В другой раз Митью взялся агитировать председатель постройкома:
— Вот ты по бюллетеню за целую неделю получил, а в буржуазной Франции за время болезни не имел бы ни копейки да еще на доктора бы израсходовался.
— Вы совершенно неправы, — с невозмутимым видом отвечал Митья. — Во Франс я был членом профсоюза, и мы содержали свою поликлинику и своих врачей. Попробовал бы наш профсоюзный врач не дать мне освобождение от работы и попробовала бы касса не заплатить мне за эти дни… О-о-о! — И Митья помахал перед носом председателя постройкома указательным пальцем. — Рабочий класс умеет бороться за свои права!
Насчет прав эти Вострецовы, по общему мнению, действительно соображали. Они очень проворно освоили все наши советские законы и пользовались ими куда практичней, чем многие из тех, кто у нас родился, вырос и всю жизнь проработал. И насчет налогов, и насчет премиальных — во всем Вострецовы очень толково разобрались, освоили даже такое дело, как закрытие нарядов в конце месяца. Наверное, им там, во Франции, приходилось держать ушки на макушке, а то бы пропали. Ведь судя по тому, с каким имуществом они в наш город репатриировались, не очень-то богато жилось Вострецовым на чужбине.
Митья Вострецов подошел к костру и сел рядом с Валерой, который тут же подхватил одного леща и принялся сдирать с рыбины блестящие бронзовые латы, подвинув Митье ломти хлеба, сала и арбуза.
— Наваливайся!
Костер чадил, багряно освещая нашу еду и наши лица.

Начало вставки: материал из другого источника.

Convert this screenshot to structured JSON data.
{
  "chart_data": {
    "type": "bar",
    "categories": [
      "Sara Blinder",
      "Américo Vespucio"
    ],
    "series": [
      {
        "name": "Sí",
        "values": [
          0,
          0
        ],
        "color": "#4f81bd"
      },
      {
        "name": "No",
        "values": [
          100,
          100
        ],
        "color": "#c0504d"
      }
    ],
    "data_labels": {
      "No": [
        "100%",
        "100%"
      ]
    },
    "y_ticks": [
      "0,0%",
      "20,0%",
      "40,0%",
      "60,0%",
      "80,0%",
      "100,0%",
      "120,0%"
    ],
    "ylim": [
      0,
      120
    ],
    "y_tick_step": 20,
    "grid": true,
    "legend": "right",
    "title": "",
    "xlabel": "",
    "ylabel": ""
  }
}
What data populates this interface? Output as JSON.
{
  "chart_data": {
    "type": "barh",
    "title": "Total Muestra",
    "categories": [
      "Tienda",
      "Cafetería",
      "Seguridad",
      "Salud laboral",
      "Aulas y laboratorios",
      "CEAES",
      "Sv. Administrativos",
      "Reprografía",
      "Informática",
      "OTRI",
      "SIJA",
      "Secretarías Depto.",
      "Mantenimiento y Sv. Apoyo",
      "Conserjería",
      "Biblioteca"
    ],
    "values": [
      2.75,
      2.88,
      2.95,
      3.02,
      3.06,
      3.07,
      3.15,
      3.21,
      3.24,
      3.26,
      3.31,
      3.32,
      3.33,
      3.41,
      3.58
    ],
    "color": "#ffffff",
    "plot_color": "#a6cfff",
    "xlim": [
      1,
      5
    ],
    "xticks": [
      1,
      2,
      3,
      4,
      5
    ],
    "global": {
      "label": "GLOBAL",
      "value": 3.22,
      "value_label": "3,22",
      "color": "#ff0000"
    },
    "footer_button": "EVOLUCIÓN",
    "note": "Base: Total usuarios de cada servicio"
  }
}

Есть в свечении живого пляшущего огня особое свойство — пламя отыскивает, высвечивает все наиболее характерное в лицах, и поэтому человек, с которым один вечер посидел у костра, запоминается надолго, чуть ли не на всю жизнь.
Живой огонь высветил несомненное сходство сидевших рядом Валеры и Митьи — сходство, если можно так выразиться, родовое: оба коренные семиреки, с истинно семиреченской крупностью и угловатостью всех черт лица, с узкими, глубоко сидящими глазами, взятыми вприщур, с широкими плоскими скулами.
Дружелюбно поглядывая на Валеру, Митья раздирал леща крепкими зубами, закусывая хлебом с салом. А Валера меж тем легонько подзуживал владельца ружья:
— А зря не стреляли-то… Пуганули бы как следует…
— Ружьем не балуют, — всерьез увещевал Валеру прораб. — Не ровен час, человека убить можно.
Валера помотал головой и вдруг посерьезнел:
— А мне дед рассказывал, как здесь, в камышах, в двадцатом году человека убили. Отряд конный пробирался тайно. Ну и встреться им мужик один. Люди воюют, а его черти понесли за камышом — сарай, что ли, крыть собирался. Ну ладно — встретился и встретился. Но вот загвоздка. Он не знает — красные или анненковцы. И в отряде не знают — свой он мужик или враг. Опять же своему доверяй да оглядывайся. Его на допросе покрепче прижмут — враз выложит, где ему отряд встретился, куда путь держал, сколько сабель, есть ли пулемет. Такие дела… Молча разминулись. Мужик для приветствия шапку снял, и больше ничего. И отряд ему ничего. Он, само собой, лошадь погоняет — спешит убраться поскорее. Здесь в камышах столько дорог напутано, уйдет за поворот, и не сыщут потом. Но командир только бровью повел — ординарец сразу отставать начал. Никто не оглянулся. Только услышали позади выстрел. И точка… Вот как тут в камышах было…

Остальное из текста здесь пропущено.